USD/JPY Price Forecast: Range tightens further at around 161.60
The USD/JPY pair trades in a limited range around 161.60 during the European trading session on Wednesday. The pair consolidates as hawkish Bank of Japan (BoJ) bets are supporting the Japanese Yen (JPY) against the US Dollar’s (USD) continued outperformance.
  • USD/JPY consolidates around 161.60 as hawkish BoJ supporting Japanese Yen counters outperforming the US Dollar.
  • One BoJ member expects interest rates to rise to 2% as soon as possible.
  • BoJ’s Asada, PM Takaichi appointee, voted against the interest rate hike in the policy meeting this month.

The USD/JPY pair trades in a limited range around 161.60 during the European trading session on Wednesday. The pair consolidates as hawkish Bank of Japan (BoJ) bets are supporting the Japanese Yen (JPY) against the US Dollar’s (USD) continued outperformance.

Earlier in the day, the BoJ Summary of Opinions (SoP) of the June meeting showed that a majority of officials favor more interest rate hikes to counter mounting inflation risks. Also, one board member said Japan's policy rate must be brought closer to the estimated neutral rate of around 2% as soon as possible.

The BoJ SoP also showed that new board member, Toichiro Asada, the appointee of Prime Minister (PM) Sanae Takaichi, voted against the hike, citing downside inflation and employment risks due to the Middle East crisis. In the policy meeting, the BoJ lifted interest rates by 25 basis points (bps) to 1%.

Meanwhile, a Reuters report shows that the BoJ is almost certain to deliver another interest rate hike this year in December.

At press time, the US Dollar Index (DXY), which tracks the Greenback’s value against six major currencies, trades 0.1% higher to near 101.50, the highest level seen in over a year.

USD/JPY technical analysis

USD/JPY trades flat at around 161.65 at press time.

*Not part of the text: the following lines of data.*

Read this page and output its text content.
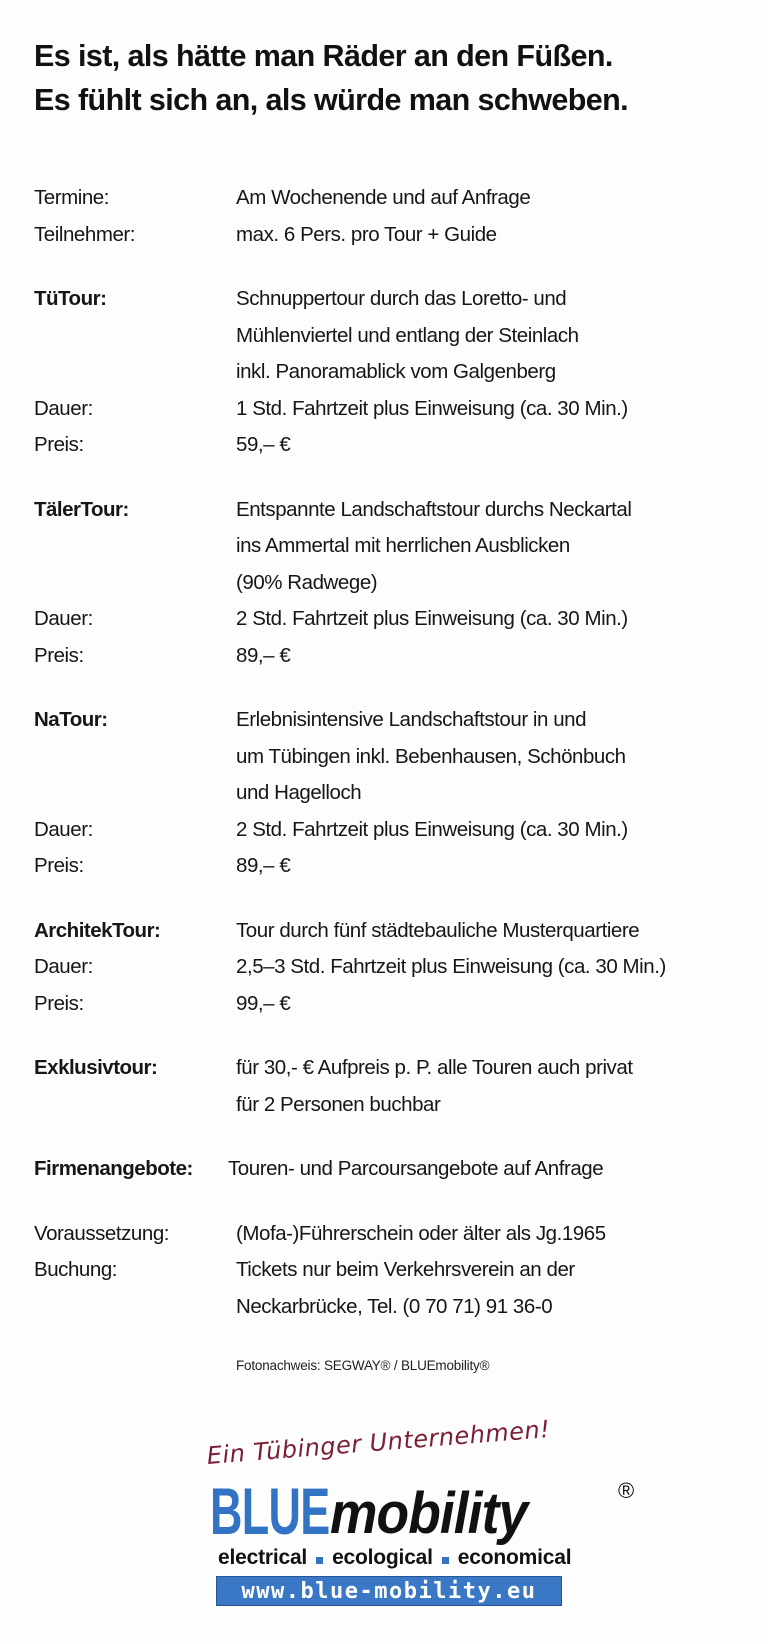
Es ist, als hätte man Räder an den Füßen.
Es fühlt sich an, als würde man schweben.
Termine:	Am Wochenende und auf Anfrage
Teilnehmer:	max. 6 Pers. pro Tour + Guide
TüTour:	Schnuppertour durch das Loretto- und
Mühlenviertel und entlang der Steinlach
inkl. Panoramablick vom Galgenberg
Dauer:	1 Std. Fahrtzeit plus Einweisung (ca. 30 Min.)
Preis:	59,– €
TälerTour:	Entspannte Landschaftstour durchs Neckartal
ins Ammertal mit herrlichen Ausblicken
(90% Radwege)
Dauer:	2 Std. Fahrtzeit plus Einweisung (ca. 30 Min.)
Preis:	89,– €
NaTour:	Erlebnisintensive Landschaftstour in und
um Tübingen inkl. Bebenhausen, Schönbuch
und Hagelloch
Dauer:	2 Std. Fahrtzeit plus Einweisung (ca. 30 Min.)
Preis:	89,– €
ArchitekTour:	Tour durch fünf städtebauliche Musterquartiere
Dauer:	2,5–3 Std. Fahrtzeit plus Einweisung (ca. 30 Min.)
Preis:	99,– €
Exklusivtour:	für 30,- € Aufpreis p. P. alle Touren auch privat
für 2 Personen buchbar
Firmenangebote:	Touren- und Parcoursangebote auf Anfrage
Voraussetzung:	(Mofa-)Führerschein oder älter als Jg.1965
Buchung:	Tickets nur beim Verkehrsverein an der
Neckarbrücke, Tel. (0 70 71) 91 36-0
Fotonachweis: SEGWAY® / BLUEmobility®
Ein Tübinger Unternehmen!
BLUE mobility	®
electrical ecological economical
www.blue-mobility.eu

The pair maintains a bullish near-term bias as price holds well above the 20-week exponential moving average (EMA) at 158.72, keeping the broader uptrend intact.

Weekly Relative Strength Index (RSI) at 64.11 stays in positive territory but below overbought levels, suggesting strong yet not extreme upside momentum.

On the downside, immediate support is seen at the round-level 160.00, followed by the 20-week EMA at 158.72. On the upside, the pair would enter uncharted territory if it breaks above the all-time high around 162.00.

(The technical analysis of this story was written with the help of an AI tool.)

Bank of Japan FAQs

The Bank of Japan (BoJ) is the Japanese central bank, which sets monetary policy in the country. Its mandate is to issue banknotes and carry out currency and monetary control to ensure price stability, which means an inflation target of around 2%.

The Bank of Japan embarked in an ultra-loose monetary policy in 2013 in order to stimulate the economy and fuel inflation amid a low-inflationary environment. The bank’s policy is based on Quantitative and Qualitative Easing (QQE), or printing notes to buy assets such as government or corporate bonds to provide liquidity. In 2016, the bank doubled down on its strategy and further loosened policy by first introducing negative interest rates and then directly controlling the yield of its 10-year government bonds. In March 2024, the BoJ lifted interest rates, effectively retreating from the ultra-loose monetary policy stance.

The Bank’s massive stimulus caused the Yen to depreciate against its main currency peers. This process exacerbated in 2022 and 2023 due to an increasing policy divergence between the Bank of Japan and other main central banks, which opted to increase interest rates sharply to fight decades-high levels of inflation. The BoJ’s policy led to a widening differential with other currencies, dragging down the value of the Yen. This trend partly reversed in 2024, when the BoJ decided to abandon its ultra-loose policy stance.

A weaker Yen and the spike in global energy prices led to an increase in Japanese inflation, which exceeded the BoJ’s 2% target. The prospect of rising salaries in the country – a key element fuelling inflation – also contributed to the move.